Our approach to COVID-19-specific therapy in hospitalized patients depends on the severity of disease. Severe disease is characterized by hypoxia (O2 saturation ≤94 percent on room air) or need for oxygenation or ventilatory support.
• For patients with nonsevere disease, care is primarily supportive, with close monitoring for disease progression. When clinical trials for treatment of nonsevere disease are available, we prioritize those who have laboratory features associated with disease progression.
• For hospitalized patients with severe disease (ie, they have hypoxia) but who are not yet on oxygen, we suggest remdesivir, if available (Grade 2C). We suggest not using dexamethasone in such patients (Grade 2C).
• For hospitalized patients with severe disease who are receiving supplemental oxygen (including those who are on high-flow oxygen and noninvasive ventilation), we suggest low-dose dexamethasone and, if available, remdesivir (Grade 2C).
• For hospitalized patients with severe disease who require mechanical ventilation or extracorporeal membrane oxygenation, we recommend low-dose dexamethasone (Grade 1B). We suggest not routinely using remdesivir in this population (Grade 2C). Although it is reasonable to add remdesivir to dexamethasone in individuals who have only been intubated for a short time (eg, 24 to 48 hours), the clinical benefit of this is uncertain.
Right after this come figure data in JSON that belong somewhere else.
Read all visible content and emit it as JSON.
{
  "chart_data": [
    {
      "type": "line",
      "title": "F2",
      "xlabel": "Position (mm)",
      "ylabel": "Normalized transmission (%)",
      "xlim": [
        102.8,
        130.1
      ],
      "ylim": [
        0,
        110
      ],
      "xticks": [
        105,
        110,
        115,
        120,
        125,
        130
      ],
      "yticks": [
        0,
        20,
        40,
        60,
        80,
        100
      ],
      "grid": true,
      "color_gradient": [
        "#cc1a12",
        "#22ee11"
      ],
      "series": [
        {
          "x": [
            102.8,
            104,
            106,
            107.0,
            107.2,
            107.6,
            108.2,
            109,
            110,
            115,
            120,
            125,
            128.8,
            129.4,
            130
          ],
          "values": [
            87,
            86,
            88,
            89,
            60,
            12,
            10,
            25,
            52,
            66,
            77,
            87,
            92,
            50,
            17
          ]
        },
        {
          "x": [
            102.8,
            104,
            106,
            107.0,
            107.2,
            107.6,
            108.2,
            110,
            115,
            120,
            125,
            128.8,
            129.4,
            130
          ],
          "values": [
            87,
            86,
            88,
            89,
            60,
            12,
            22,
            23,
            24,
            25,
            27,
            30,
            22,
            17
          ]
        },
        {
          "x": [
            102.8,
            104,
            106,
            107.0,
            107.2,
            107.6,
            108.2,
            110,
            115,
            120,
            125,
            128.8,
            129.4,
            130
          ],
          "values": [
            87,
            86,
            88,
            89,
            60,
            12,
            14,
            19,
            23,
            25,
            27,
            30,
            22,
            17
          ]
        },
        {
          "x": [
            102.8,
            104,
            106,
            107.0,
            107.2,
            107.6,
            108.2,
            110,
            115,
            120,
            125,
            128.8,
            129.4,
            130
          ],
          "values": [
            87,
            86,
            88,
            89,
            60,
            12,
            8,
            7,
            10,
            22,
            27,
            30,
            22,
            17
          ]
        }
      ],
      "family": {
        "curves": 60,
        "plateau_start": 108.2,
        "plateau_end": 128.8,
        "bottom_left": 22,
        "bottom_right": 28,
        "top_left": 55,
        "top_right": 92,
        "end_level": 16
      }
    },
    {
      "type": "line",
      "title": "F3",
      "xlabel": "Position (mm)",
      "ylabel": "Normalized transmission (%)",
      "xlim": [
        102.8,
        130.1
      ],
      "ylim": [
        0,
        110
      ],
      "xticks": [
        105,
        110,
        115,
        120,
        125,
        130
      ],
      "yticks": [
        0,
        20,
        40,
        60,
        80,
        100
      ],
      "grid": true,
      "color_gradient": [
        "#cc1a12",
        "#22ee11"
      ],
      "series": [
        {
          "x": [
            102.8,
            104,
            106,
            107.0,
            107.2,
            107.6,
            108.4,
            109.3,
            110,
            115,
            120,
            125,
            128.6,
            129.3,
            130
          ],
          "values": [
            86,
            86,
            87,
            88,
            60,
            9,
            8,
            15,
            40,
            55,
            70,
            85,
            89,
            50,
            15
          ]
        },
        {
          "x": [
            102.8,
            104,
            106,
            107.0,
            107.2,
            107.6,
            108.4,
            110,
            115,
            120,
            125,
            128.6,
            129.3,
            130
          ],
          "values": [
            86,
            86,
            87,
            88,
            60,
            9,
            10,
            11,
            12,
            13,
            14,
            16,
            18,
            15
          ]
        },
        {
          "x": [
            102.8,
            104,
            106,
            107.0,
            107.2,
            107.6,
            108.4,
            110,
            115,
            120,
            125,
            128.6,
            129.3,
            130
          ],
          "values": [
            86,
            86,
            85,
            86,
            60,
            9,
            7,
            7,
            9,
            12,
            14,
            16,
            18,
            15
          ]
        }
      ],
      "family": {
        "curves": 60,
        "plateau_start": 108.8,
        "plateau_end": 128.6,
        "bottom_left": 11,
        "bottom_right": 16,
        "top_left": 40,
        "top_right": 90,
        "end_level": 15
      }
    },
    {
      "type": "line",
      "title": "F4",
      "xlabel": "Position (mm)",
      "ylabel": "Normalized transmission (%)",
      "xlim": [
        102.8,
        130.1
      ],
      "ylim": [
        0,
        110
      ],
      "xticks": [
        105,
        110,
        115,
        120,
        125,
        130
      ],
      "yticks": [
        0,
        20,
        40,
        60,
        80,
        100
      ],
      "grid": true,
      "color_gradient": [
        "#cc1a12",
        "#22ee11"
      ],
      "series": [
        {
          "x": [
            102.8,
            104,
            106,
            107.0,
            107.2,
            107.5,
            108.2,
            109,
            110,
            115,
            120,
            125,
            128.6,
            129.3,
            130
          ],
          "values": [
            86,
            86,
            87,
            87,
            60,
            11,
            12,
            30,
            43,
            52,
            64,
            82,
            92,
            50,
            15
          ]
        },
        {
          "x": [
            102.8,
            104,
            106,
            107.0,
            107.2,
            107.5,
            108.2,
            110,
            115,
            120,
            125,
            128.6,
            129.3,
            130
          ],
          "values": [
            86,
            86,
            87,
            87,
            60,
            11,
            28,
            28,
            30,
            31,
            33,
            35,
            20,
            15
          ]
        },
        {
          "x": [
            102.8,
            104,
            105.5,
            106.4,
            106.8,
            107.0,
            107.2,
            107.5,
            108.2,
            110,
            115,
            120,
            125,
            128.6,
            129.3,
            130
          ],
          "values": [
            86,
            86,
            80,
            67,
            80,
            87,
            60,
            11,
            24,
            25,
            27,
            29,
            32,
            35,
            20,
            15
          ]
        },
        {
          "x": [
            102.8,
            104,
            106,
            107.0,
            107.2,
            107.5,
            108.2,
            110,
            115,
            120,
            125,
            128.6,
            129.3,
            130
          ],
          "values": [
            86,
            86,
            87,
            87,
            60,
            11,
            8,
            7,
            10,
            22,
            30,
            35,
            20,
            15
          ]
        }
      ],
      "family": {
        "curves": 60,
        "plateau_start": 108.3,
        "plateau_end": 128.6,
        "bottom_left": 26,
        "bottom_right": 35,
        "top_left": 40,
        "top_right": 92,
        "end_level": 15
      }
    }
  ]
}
• If supplies of remdesivir are limited, we prioritize it for patients who are on low-flow oxygen supplementation at baseline. If dexamethasone is not available, other glucocorticoids at equivalent doses are reasonable alternatives.
• We generally do not use other agents off-label for treatment of COVID-19. In particular, we suggest not using hydroxychloroquine or chloroquine in hospitalized patients given the lack of clear benefit and potential for toxicity (Grade 2B). We also suggest not using lopinavir-ritonavir for COVID-19 therapy in hospitalized patients (Grade 2B).
• Patients with severe disease often need oxygenation support. Some patients may develop acute respiratory distress syndrome (ARDS) and warrant intubation with mechanical ventilation. This is discussed in detail elsewhere.